Shaq talked to the media for about five minutes after the game. Here are a few highlights:
- On the opening-night hype: “We just wanted to come out and win our first game, and that’s what we did. We let y’all worry about all the hoopla and all that. We knew that we wanted to come play a solid game, and we knew if we did what we wanted to do then we could get a win. This game is over. We’ve got a game tomorrow, and we just want to be 2-0.”
- On Ray Allen’s clutch 3-point shot in the final minute: “Ray is one of the greatest players ever to play the game — a great shooter. Doc (Rivers) drew up a play. It’s a play we practice all the time. We had many options, and that was one of our options. Ray Allen just did what he does — shoot the ball and make it.”
- On Paul Pierce: “He’s a great player. I don’t think you guys give him enough media attention that all the other guys get, but he’s up there with the other two players over there (LeBron James and Dwyane Wade). He’s a great player, a great scorer, and his name should be mentioned more.”
- On the Boston crowd: “Excellent. Electrifying. Magnetic. … It was great. It’s a great town. People here are anxious to get No. 18. It’s going to be like that all year, and we want to remain a dominant team at home.”
- On starting 2-for-2 from the free-throw line: “I was leading the league? A thousand percent? That record got messed up pretty quick.”
REACTION FROM MIAMI
The fallout from the Miami media appears unanimous: Last night’s loss was the exception, not the rule.

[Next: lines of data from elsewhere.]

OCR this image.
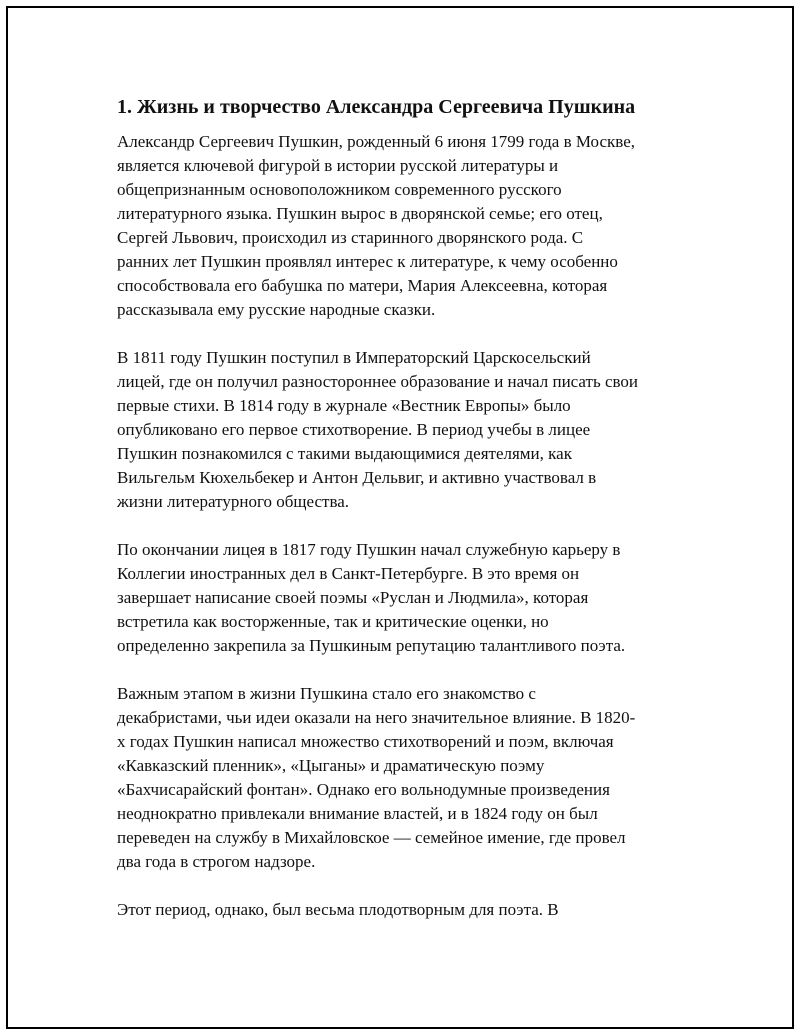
1. Жизнь и творчество Александра Сергеевича Пушкина

Александр Сергеевич Пушкин, рожденный 6 июня 1799 года в Москве,
является ключевой фигурой в истории русской литературы и
общепризнанным основоположником современного русского
литературного языка. Пушкин вырос в дворянской семье; его отец,
Сергей Львович, происходил из старинного дворянского рода. С
ранних лет Пушкин проявлял интерес к литературе, к чему особенно
способствовала его бабушка по матери, Мария Алексеевна, которая
рассказывала ему русские народные сказки.

В 1811 году Пушкин поступил в Императорский Царскосельский
лицей, где он получил разностороннее образование и начал писать свои
первые стихи. В 1814 году в журнале «Вестник Европы» было
опубликовано его первое стихотворение. В период учебы в лицее
Пушкин познакомился с такими выдающимися деятелями, как
Вильгельм Кюхельбекер и Антон Дельвиг, и активно участвовал в
жизни литературного общества.

По окончании лицея в 1817 году Пушкин начал служебную карьеру в
Коллегии иностранных дел в Санкт-Петербурге. В это время он
завершает написание своей поэмы «Руслан и Людмила», которая
встретила как восторженные, так и критические оценки, но
определенно закрепила за Пушкиным репутацию талантливого поэта.

Важным этапом в жизни Пушкина стало его знакомство с
декабристами, чьи идеи оказали на него значительное влияние. В 1820-
х годах Пушкин написал множество стихотворений и поэм, включая
«Кавказский пленник», «Цыганы» и драматическую поэму
«Бахчисарайский фонтан». Однако его вольнодумные произведения
неоднократно привлекали внимание властей, и в 1824 году он был
переведен на службу в Михайловское — семейное имение, где провел
два года в строгом надзоре.

Этот период, однако, был весьма плодотворным для поэта. В
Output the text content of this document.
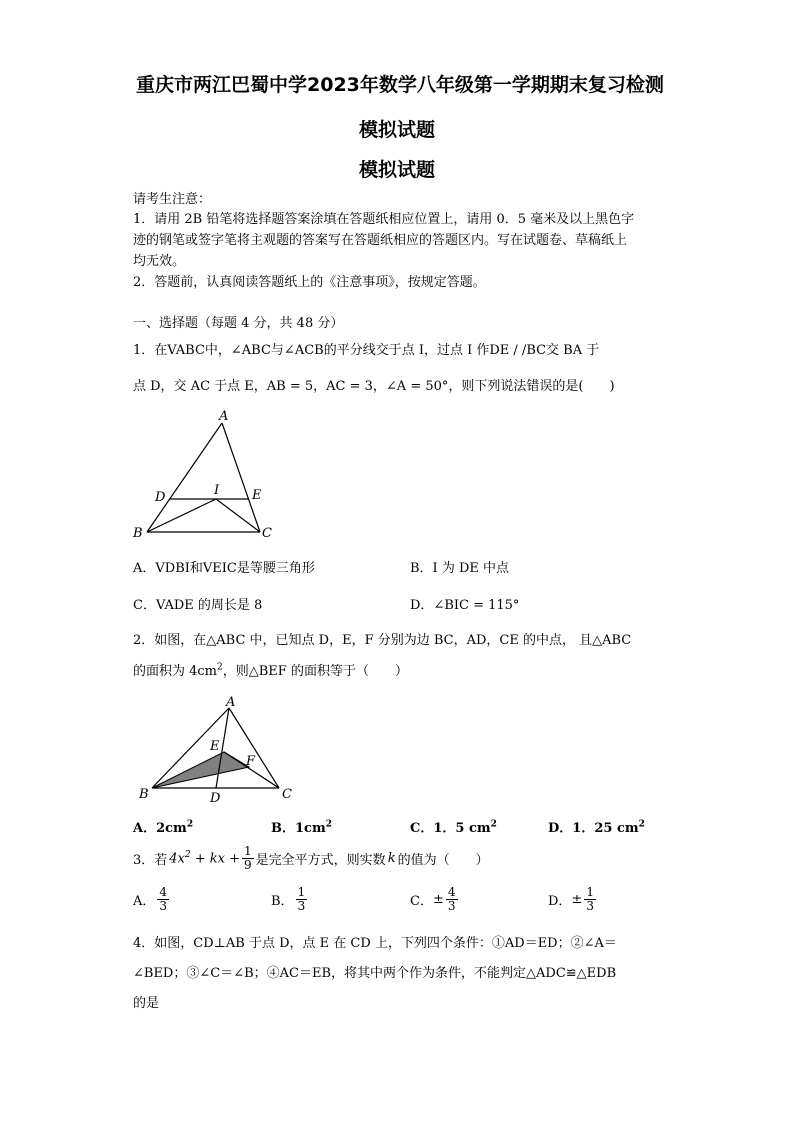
重庆市两江巴蜀中学2023年数学八年级第一学期期末复习检测
模拟试题
模拟试题
请考生注意：
1．请用 2B 铅笔将选择题答案涂填在答题纸相应位置上，请用 0．5 毫米及以上黑色字
迹的钢笔或签字笔将主观题的答案写在答题纸相应的答题区内。写在试题卷、草稿纸上
均无效。
2．答题前，认真阅读答题纸上的《注意事项》，按规定答题。
一、选择题（每题 4 分，共 48 分）
1．在VABC中，∠ABC与∠ACB的平分线交于点 I，过点 I 作DE / /BC交 BA 于
点 D，交 AC 于点 E，AB = 5，AC = 3，∠A = 50°，则下列说法错误的是(　　)
A
B	C
D	E
I
A．VDBI和VEIC是等腰三角形	B．I 为 DE 中点
C．VADE 的周长是 8	D．∠BIC = 115°
2．如图，在△ABC 中，已知点 D，E，F 分别为边 BC，AD，CE 的中点， 且△ABC
的面积为 $4cm^2$，则△BEF 的面积等于（　　）
A
B	C
D
E
F
A．$2cm^2$	B．$1cm^2$	C．1．5 $cm^2$	D．1．25 $cm^2$
3．若 $4x^2$ + kx + $\frac{1}{9}$ 是完全平方式，则实数 k 的值为（　　）
A． $\frac{4}{3}$	B． $\frac{1}{3}$	C． ± $\frac{4}{3}$	D． ± $\frac{1}{3}$
4．如图，CD⊥AB 于点 D，点 E 在 CD 上，下列四个条件：①AD＝ED；②∠A＝
∠BED；③∠C＝∠B；④AC＝EB，将其中两个作为条件，不能判定△ADC≌△EDB
的是
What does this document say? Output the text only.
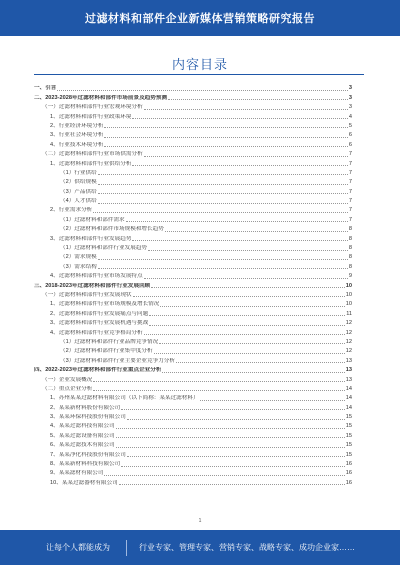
过滤材料和部件企业新媒体营销策略研究报告
内容目录
一、引言	3
二、2023-2028年过滤材料和部件市场前景及趋势预测	3
（一）过滤材料和部件行业宏观环境分析	3
1、过滤材料和部件行业政策环境	4
2、行业经济环境分析	5
3、行业社会环境分析	6
4、行业技术环境分析	6
（二）过滤材料和部件行业市场供需分析	7
1、过滤材料和部件行业供给分析	7
（1）行业供给	7
（2）供给规模	7
（3）产品供给	7
（4）人才供给	7
2、行业需求分析	7
（1）过滤材料和部件需求	7
（2）过滤材料和部件市场规模和增长趋势	8
3、过滤材料和部件行业发展趋势	8
（1）过滤材料和部件行业发展趋势	8
（2）需求规模	8
（3）需求结构	8
4、过滤材料和部件行业市场发展特点	9
三、2018-2023年过滤材料和部件行业发展回顾	10
（一）过滤材料和部件行业发展现状	10
1、过滤材料和部件行业市场规模及增长情况	10
2、过滤材料和部件行业发展痛点与问题	11
3、过滤材料和部件行业发展机遇与挑战	12
4、过滤材料和部件行业竞争格局分析	12
（1）过滤材料和部件行业品牌竞争情况	12
（2）过滤材料和部件行业集中度分析	12
（3）过滤材料和部件行业主要企业竞争力分析	13
四、2022-2023年过滤材料和部件行业重点企业分析	13
（一）企业发展概况	13
（二）重点企业分析	14
1、苏州某某过滤材料有限公司（以下简称：某某过滤材料）	14
2、某某新材料股份有限公司	14
3、某某环保科技股份有限公司	15
4、某某过滤科技有限公司	15
5、某某过滤设备有限公司	15
6、某某过滤技术有限公司	15
7、某某净化科技股份有限公司	15
8、某某新材料科技有限公司	16
9、某某滤材有限公司	16
10、某某过滤器材有限公司	16
1
让每个人都能成为	行业专家、管理专家、营销专家、战略专家、成功企业家……
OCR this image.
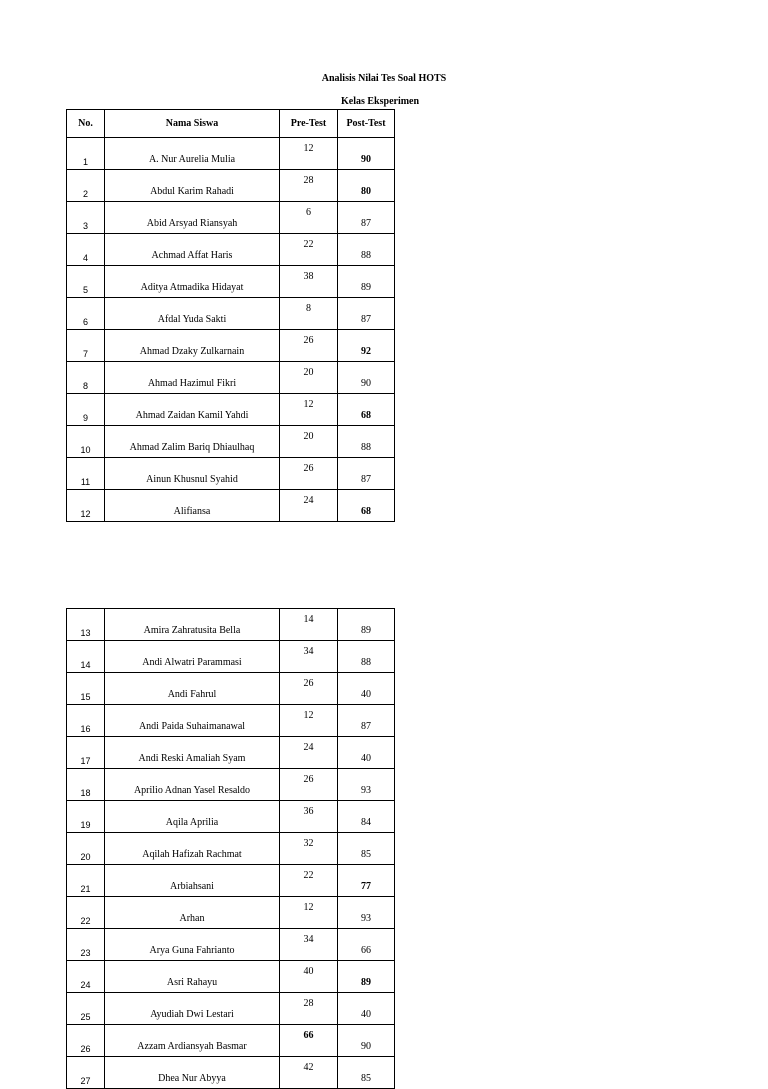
Analisis Nilai Tes Soal HOTS
Kelas Eksperimen
No.	Nama Siswa	Pre-Test	Post-Test
1	A. Nur Aurelia Mulia	12	90
2	Abdul Karim Rahadi	28	80
3	Abid Arsyad Riansyah	6	87
4	Achmad Affat Haris	22	88
5	Aditya Atmadika Hidayat	38	89
6	Afdal Yuda Sakti	8	87
7	Ahmad Dzaky Zulkarnain	26	92
8	Ahmad Hazimul Fikri	20	90
9	Ahmad Zaidan Kamil Yahdi	12	68
10	Ahmad Zalim Bariq Dhiaulhaq	20	88
11	Ainun Khusnul Syahid	26	87
12	Alifiansa	24	68
13	Amira Zahratusita Bella	14	89
14	Andi Alwatri Parammasi	34	88
15	Andi Fahrul	26	40
16	Andi Paida Suhaimanawal	12	87
17	Andi Reski Amaliah Syam	24	40
18	Aprilio Adnan Yasel Resaldo	26	93
19	Aqila Aprilia	36	84
20	Aqilah Hafizah Rachmat	32	85
21	Arbiahsani	22	77
22	Arhan	12	93
23	Arya Guna Fahrianto	34	66
24	Asri Rahayu	40	89
25	Ayudiah Dwi Lestari	28	40
26	Azzam Ardiansyah Basmar	66	90
27	Dhea Nur Abyya	42	85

In fact, the Heat hype consensus is that they’re still the team to beat …
Greg Cote, Miami Herald columnist:
The gleaming Maserati, so gorgeous in the showroom, so perfect to look at, hit the road for the first time Tuesday night, and the engine hiccupped a little, and the brakes squealed some.
The ride is going to be fine. Needs some tinkering and tuning, that’s all.
If anything, Miami’s 88-80 loss to the Boston Celtics verified the Heat’s awesome potential more than cast the least bit of doubt on it.
See, the Heat is good enough to come this close being that bad.
Israel Gutierrez, Miami Herald columnist:
It’s reasonable to call this the most difficult regular-season test the Heat will experience all season.
And, yet, with less than a minute left, after playing as miserable a duration of basketball as this team might ever play all season, the Heat trailed by just three points and oh-so-close to ripping out the hearts of Celtics fans on opening night.
With all that in mind, it might be time to translate Jets quarterback Mark Sanchez‘s quote from several weeks ago into the language of basketball: There’s nothing wrong with going 81-1.
Dave Hyde, Florida Sun Sentinel columnist:
In their first quarter together, the Heat’s Dream Team scored fewer points (nine) than in any Heat quarter last year. Where have you gone, Quentin Richardson?
That’s why the Heat’s loss to Boston 88-80 actually was worse news for the rest of the NBA. Go ahead and laugh a little more at that one, if you want.
But let me go further: This game was the very worst news the rest of the league could have received. There’s really no other way to assemble what happened in this Heat opener in another context.
Similarly, after the game, LeBron James tweeted, “Rome wasn’t built in a day! Work in progress. On to the next one.” The funny thing is — as Rondo points out in the video accompanying this blog — this Celtics team literally built itself in Rome, during a trip to Italy during the 2007 preseason.
No, one game won’t mean much in the standings come April, but last night’s game was about more than just the one day. It was about preparation, unity, familiarity — Ubuntu.
After all, “The Decision” happened more than four months ago. What have the Heat been doing since July? Perhaps spending one too many days checking out the talents on South Beach.